Une verdict accepté et contreversé
Je n’ai réagi immédiatement aux déclarations de Georges W. Bush qui ont suivi la condamnation à mort de Saddam Hussein, préférant attendre le résultat des élections de mardi dernier.
Je voulais savoir si le peuple américain est encore sous influence et s’il était capable de se dégager de l’envoûtement maléfique qu’exerçait sur lui Bush et sa clique de manipulateurs.
Les résultats sont là, la gifle est bien là, magistrale, sonnante et percutante sur la joue du « grand » président américain. Il est même abondonné par Superman D. Rumsfeld qui a enfin compris que maintenant tout est fini.
Mais qu’espérait donc George W. Bush quand il qualifiait il y a quelques que la condamnation de Saddam Hossein « de grande réussite pour la jeune démocratie irakienne et de tournant dans le processus d’affranchissement de l’ancien régime tyrannique ».
Espérait-il encore une fois se tirer du bourbier où il a enfoncé les USA par de simples gesticulations ou par des déclarations tonitruantes ?
Je ne sais plus qui a dit : « on pouvait tromper toute le monde une fois mais on ne pouvait pas tromper tout le monde tout le temps ».
Maintenant le « roi » Bush est nu ! Aux américains et au monde d’en tirer les conclusions!
Le gouvernement britannique, toujours minablement à la traîne derrière George W. Bush, que son propre peuple a renié, a salué la condamnation à mort de Saddam Hussein. Mais Tony Blair, plus que controversé, n’a plus que quelques mois de vie politique devant lui. Bientôt, il rejoindra à la trappe de l’histoire les autres supporteurs de la folle aventure irakienne, notamment Jose-Maria Aznar et Sylvio Berlusconi.

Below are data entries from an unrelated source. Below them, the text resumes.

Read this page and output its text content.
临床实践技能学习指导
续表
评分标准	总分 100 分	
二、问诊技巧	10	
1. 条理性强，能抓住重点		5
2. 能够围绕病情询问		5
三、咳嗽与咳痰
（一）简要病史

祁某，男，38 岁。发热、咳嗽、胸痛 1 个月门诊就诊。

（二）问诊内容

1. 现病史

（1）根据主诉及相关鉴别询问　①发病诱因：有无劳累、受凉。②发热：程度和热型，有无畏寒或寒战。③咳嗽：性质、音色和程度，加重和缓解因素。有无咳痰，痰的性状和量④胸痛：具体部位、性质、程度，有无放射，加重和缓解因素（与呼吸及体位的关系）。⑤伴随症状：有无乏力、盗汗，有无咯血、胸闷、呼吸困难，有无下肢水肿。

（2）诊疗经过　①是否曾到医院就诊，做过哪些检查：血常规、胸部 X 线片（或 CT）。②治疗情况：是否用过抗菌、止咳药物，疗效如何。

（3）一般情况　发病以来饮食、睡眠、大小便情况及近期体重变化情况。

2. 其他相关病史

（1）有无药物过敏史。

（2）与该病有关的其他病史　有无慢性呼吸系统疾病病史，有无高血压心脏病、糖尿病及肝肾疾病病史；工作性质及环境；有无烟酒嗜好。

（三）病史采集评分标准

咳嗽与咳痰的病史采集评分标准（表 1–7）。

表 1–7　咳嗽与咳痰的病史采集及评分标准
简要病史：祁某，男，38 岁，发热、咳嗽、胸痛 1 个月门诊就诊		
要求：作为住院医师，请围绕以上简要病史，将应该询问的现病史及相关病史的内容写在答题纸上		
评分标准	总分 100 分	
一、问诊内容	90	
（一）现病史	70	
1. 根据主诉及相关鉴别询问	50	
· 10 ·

L’Europe en général et la France en particulier ont su garder devant cette mascarade de procès et devant ce verdict ridicule, un position relativement digne, tournant autour de l’approbation d’e la condamnation de Saddam tout en rappelant l’attachement européen à l’abolition de la peine de mort.
L’ONU, la précidence de l’UE et les grandes ONG ont exprimé clairement leur désaprobation à cette sentence de mort, tout en rappelant les violations des droits de l’homme commises par l’ancien dirigeant irakien.
Mais au fait, quelle est la position des dirigeants arabes à ce sujet ? Quelle est la position de la rue arabe devant ce problème ? Nous n’avons rien entendu ! Rien vu ! L’Irak est-il encore un pays arabe ? Intéresse-t-il encore les arabes ?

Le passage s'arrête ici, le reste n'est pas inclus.